Halifax Court House

"Answering the Call"

In June 1864, to deny Gen. Robert E. Lee the use of the South Side R.R. and the Richmond and Danville R.R., Gen. Ulysses S. Grant sent Gen. James H. Wilson and Gen. August V. Kautz south of Petersburg on a cavalry raid to destroy track and rolling stock as well as the Staunton River Bridge. On the morning of June 23, Confederate Capt. Benjamin L. Farinholt dispatched a courier from the bridge to Halifax (then called Banister Town) requesting reinforcements. Capt. William B. Hurt mustered his company of home guards, composed of old men from the community, and Headmaster John Henry Powell gathered young students from his Halifax Academy. On June 25, these old men and young boys helped defend the bridge from destruction by the Wilson-Kautz raiders.

Capt. Hurt recalled: "Capt. Farinholt ordered three or four of his companies to cross over the bridge and reinforce Col. Coleman and in obeying these orders, in my humble judgement, these little boys and old men rendered as valiant and faithful service as ever was rendered on any battlefield.... These little untrained boys and gray-headed farmers... arose from their position of partial safety and protection and with firm and steady step, marched into the very jaws of death itself."

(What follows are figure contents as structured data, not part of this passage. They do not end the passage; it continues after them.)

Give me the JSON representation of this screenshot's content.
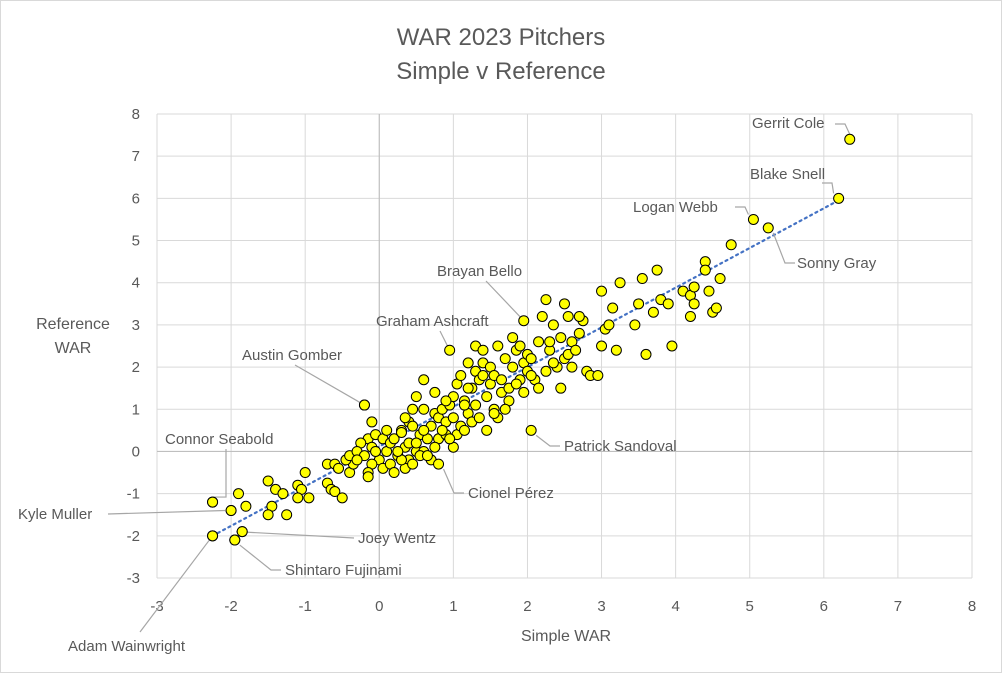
{
  "chart_data": {
    "type": "scatter",
    "title": "WAR 2023 Pitchers",
    "subtitle": "Simple v Reference",
    "xlabel": "Simple WAR",
    "ylabel_lines": [
      "Reference",
      "WAR"
    ],
    "xlim": [
      -3,
      8
    ],
    "ylim": [
      -3,
      8
    ],
    "xticks": [
      -3,
      -2,
      -1,
      0,
      1,
      2,
      3,
      4,
      5,
      6,
      7,
      8
    ],
    "yticks": [
      -3,
      -2,
      -1,
      0,
      1,
      2,
      3,
      4,
      5,
      6,
      7,
      8
    ],
    "grid": true,
    "trendline": {
      "style": "dotted",
      "color": "#4472c4",
      "from": [
        -2.25,
        -2.0
      ],
      "to": [
        6.25,
        6.0
      ]
    },
    "marker": {
      "fill": "#ffff00",
      "stroke": "#000000"
    },
    "labeled_points": [
      {
        "name": "Gerrit Cole",
        "x": 6.35,
        "y": 7.4
      },
      {
        "name": "Blake Snell",
        "x": 6.2,
        "y": 6.0
      },
      {
        "name": "Logan Webb",
        "x": 5.05,
        "y": 5.5
      },
      {
        "name": "Sonny Gray",
        "x": 5.25,
        "y": 5.3
      },
      {
        "name": "Brayan Bello",
        "x": 1.95,
        "y": 3.1
      },
      {
        "name": "Graham Ashcraft",
        "x": 0.95,
        "y": 2.4
      },
      {
        "name": "Austin Gomber",
        "x": -0.2,
        "y": 1.1
      },
      {
        "name": "Patrick Sandoval",
        "x": 2.05,
        "y": 0.5
      },
      {
        "name": "Cionel Pérez",
        "x": 0.8,
        "y": -0.3
      },
      {
        "name": "Connor Seabold",
        "x": -2.25,
        "y": -1.2
      },
      {
        "name": "Kyle Muller",
        "x": -2.0,
        "y": -1.4
      },
      {
        "name": "Joey Wentz",
        "x": -1.85,
        "y": -1.9
      },
      {
        "name": "Shintaro Fujinami",
        "x": -1.95,
        "y": -2.1
      },
      {
        "name": "Adam Wainwright",
        "x": -2.25,
        "y": -2.0
      }
    ],
    "points": [
      [
        -2.25,
        -1.2
      ],
      [
        -2.0,
        -1.4
      ],
      [
        -1.85,
        -1.9
      ],
      [
        -1.95,
        -2.1
      ],
      [
        -2.25,
        -2.0
      ],
      [
        -1.9,
        -1.0
      ],
      [
        -1.8,
        -1.3
      ],
      [
        -1.5,
        -0.7
      ],
      [
        -1.4,
        -0.9
      ],
      [
        -1.3,
        -1.0
      ],
      [
        -1.45,
        -1.3
      ],
      [
        -1.5,
        -1.5
      ],
      [
        -1.25,
        -1.5
      ],
      [
        -1.1,
        -0.8
      ],
      [
        -1.05,
        -0.9
      ],
      [
        -1.1,
        -1.1
      ],
      [
        -0.95,
        -1.1
      ],
      [
        -1.0,
        -0.5
      ],
      [
        -0.7,
        -0.3
      ],
      [
        -0.6,
        -0.3
      ],
      [
        -0.7,
        -0.75
      ],
      [
        -0.65,
        -0.9
      ],
      [
        -0.6,
        -0.95
      ],
      [
        -0.5,
        -1.1
      ],
      [
        -0.4,
        -0.5
      ],
      [
        -0.35,
        -0.3
      ],
      [
        -0.45,
        -0.2
      ],
      [
        -0.4,
        -0.1
      ],
      [
        -0.2,
        1.1
      ],
      [
        -0.1,
        0.7
      ],
      [
        -0.15,
        0.3
      ],
      [
        -0.25,
        0.2
      ],
      [
        -0.3,
        0.0
      ],
      [
        -0.2,
        -0.1
      ],
      [
        -0.1,
        0.1
      ],
      [
        -0.05,
        0.4
      ],
      [
        0.05,
        0.3
      ],
      [
        0.1,
        0.0
      ],
      [
        0.15,
        0.2
      ],
      [
        0.0,
        -0.2
      ],
      [
        -0.1,
        -0.3
      ],
      [
        -0.15,
        -0.5
      ],
      [
        -0.15,
        -0.6
      ],
      [
        0.05,
        -0.4
      ],
      [
        0.2,
        0.3
      ],
      [
        0.3,
        0.5
      ],
      [
        0.35,
        0.1
      ],
      [
        0.4,
        0.2
      ],
      [
        0.25,
        -0.1
      ],
      [
        0.3,
        0.45
      ],
      [
        0.4,
        0.7
      ],
      [
        0.45,
        1.0
      ],
      [
        0.5,
        1.3
      ],
      [
        0.6,
        1.7
      ],
      [
        0.45,
        0.6
      ],
      [
        0.55,
        0.4
      ],
      [
        0.5,
        0.0
      ],
      [
        0.4,
        -0.2
      ],
      [
        0.35,
        -0.4
      ],
      [
        0.6,
        0.0
      ],
      [
        0.65,
        0.3
      ],
      [
        0.7,
        0.6
      ],
      [
        0.75,
        0.9
      ],
      [
        0.8,
        0.8
      ],
      [
        0.85,
        1.0
      ],
      [
        0.9,
        0.7
      ],
      [
        0.7,
        -0.2
      ],
      [
        0.8,
        0.3
      ],
      [
        0.75,
        0.1
      ],
      [
        0.9,
        0.4
      ],
      [
        0.95,
        1.1
      ],
      [
        1.0,
        1.3
      ],
      [
        1.0,
        0.8
      ],
      [
        1.05,
        1.6
      ],
      [
        1.1,
        1.8
      ],
      [
        1.15,
        1.2
      ],
      [
        1.2,
        0.9
      ],
      [
        1.05,
        0.4
      ],
      [
        1.0,
        0.1
      ],
      [
        1.1,
        0.6
      ],
      [
        1.25,
        1.5
      ],
      [
        1.3,
        1.9
      ],
      [
        1.35,
        1.7
      ],
      [
        1.4,
        2.1
      ],
      [
        1.45,
        1.3
      ],
      [
        1.5,
        1.6
      ],
      [
        1.55,
        1.0
      ],
      [
        1.6,
        2.5
      ],
      [
        1.2,
        1.5
      ],
      [
        1.25,
        0.7
      ],
      [
        1.3,
        1.1
      ],
      [
        1.4,
        1.8
      ],
      [
        1.5,
        2.0
      ],
      [
        1.55,
        1.8
      ],
      [
        1.6,
        0.8
      ],
      [
        1.65,
        1.7
      ],
      [
        1.7,
        2.2
      ],
      [
        1.75,
        1.2
      ],
      [
        1.8,
        2.0
      ],
      [
        1.85,
        2.4
      ],
      [
        1.9,
        1.7
      ],
      [
        1.95,
        2.1
      ],
      [
        2.0,
        1.9
      ],
      [
        1.8,
        2.7
      ],
      [
        1.9,
        2.5
      ],
      [
        2.0,
        2.3
      ],
      [
        2.1,
        1.7
      ],
      [
        2.15,
        2.6
      ],
      [
        2.2,
        3.2
      ],
      [
        2.25,
        3.6
      ],
      [
        2.3,
        2.4
      ],
      [
        2.35,
        3.0
      ],
      [
        2.4,
        2.0
      ],
      [
        2.45,
        1.5
      ],
      [
        2.5,
        2.2
      ],
      [
        2.55,
        3.2
      ],
      [
        2.6,
        2.6
      ],
      [
        2.5,
        3.5
      ],
      [
        2.7,
        2.8
      ],
      [
        2.75,
        3.1
      ],
      [
        2.8,
        1.9
      ],
      [
        2.85,
        1.8
      ],
      [
        2.95,
        1.8
      ],
      [
        3.0,
        2.5
      ],
      [
        3.05,
        2.9
      ],
      [
        3.1,
        3.0
      ],
      [
        3.0,
        3.8
      ],
      [
        3.15,
        3.4
      ],
      [
        3.25,
        4.0
      ],
      [
        3.2,
        2.4
      ],
      [
        3.45,
        3.0
      ],
      [
        3.5,
        3.5
      ],
      [
        3.55,
        4.1
      ],
      [
        3.6,
        2.3
      ],
      [
        3.7,
        3.3
      ],
      [
        3.75,
        4.3
      ],
      [
        3.8,
        3.6
      ],
      [
        3.9,
        3.5
      ],
      [
        3.95,
        2.5
      ],
      [
        4.1,
        3.8
      ],
      [
        4.2,
        3.2
      ],
      [
        4.2,
        3.7
      ],
      [
        4.25,
        3.9
      ],
      [
        4.4,
        4.5
      ],
      [
        4.4,
        4.3
      ],
      [
        4.45,
        3.8
      ],
      [
        4.5,
        3.3
      ],
      [
        4.55,
        3.4
      ],
      [
        4.6,
        4.1
      ],
      [
        4.75,
        4.9
      ],
      [
        4.25,
        3.5
      ],
      [
        0.15,
        -0.3
      ],
      [
        0.2,
        -0.5
      ],
      [
        0.3,
        -0.2
      ],
      [
        0.25,
        0.0
      ],
      [
        0.5,
        0.2
      ],
      [
        0.55,
        -0.1
      ],
      [
        0.65,
        -0.1
      ],
      [
        0.6,
        0.5
      ],
      [
        0.85,
        0.5
      ],
      [
        0.95,
        0.3
      ],
      [
        1.15,
        0.5
      ],
      [
        1.35,
        0.8
      ],
      [
        1.45,
        0.5
      ],
      [
        1.55,
        0.9
      ],
      [
        1.65,
        1.4
      ],
      [
        1.75,
        1.5
      ],
      [
        1.85,
        1.6
      ],
      [
        1.95,
        1.4
      ],
      [
        2.05,
        1.8
      ],
      [
        2.15,
        1.5
      ],
      [
        2.25,
        1.9
      ],
      [
        2.3,
        2.6
      ],
      [
        2.45,
        2.7
      ],
      [
        2.55,
        2.3
      ],
      [
        2.65,
        2.4
      ],
      [
        2.7,
        3.2
      ],
      [
        2.35,
        2.1
      ],
      [
        2.6,
        2.0
      ],
      [
        2.05,
        2.2
      ],
      [
        1.7,
        1.0
      ],
      [
        1.2,
        2.1
      ],
      [
        1.3,
        2.5
      ],
      [
        1.4,
        2.4
      ],
      [
        1.15,
        1.1
      ],
      [
        0.9,
        1.2
      ],
      [
        0.75,
        1.4
      ],
      [
        0.6,
        1.0
      ],
      [
        0.35,
        0.8
      ],
      [
        0.1,
        0.5
      ],
      [
        -0.05,
        0.0
      ],
      [
        -0.3,
        -0.2
      ],
      [
        -0.55,
        -0.4
      ],
      [
        0.45,
        -0.3
      ]
    ]
  }
}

As Capt. Hurt came from the mouth of the bridge on the North side, at the head of his Company, he was wounded by a bullet that struck his belt buckle and glanced into his side.

(sidebar)

After General Robert E. Lee's surrender at Appomattox on April 9, 1865 the Federal VI Corps passed through Halifax on its way to occupy Danville. The ca. 1830 Halifax Academy, located on Academy Street, later became a public school and is now privately owned. The county seat of Banister Town as it was called during the war, became Houston in 1890, and after WWI changed its name to Halifax.

Marker is at the intersection of North Main Street (U.S. 501) and Houston Street (Virginia Route T-1110), on the right when traveling north on North Main Street.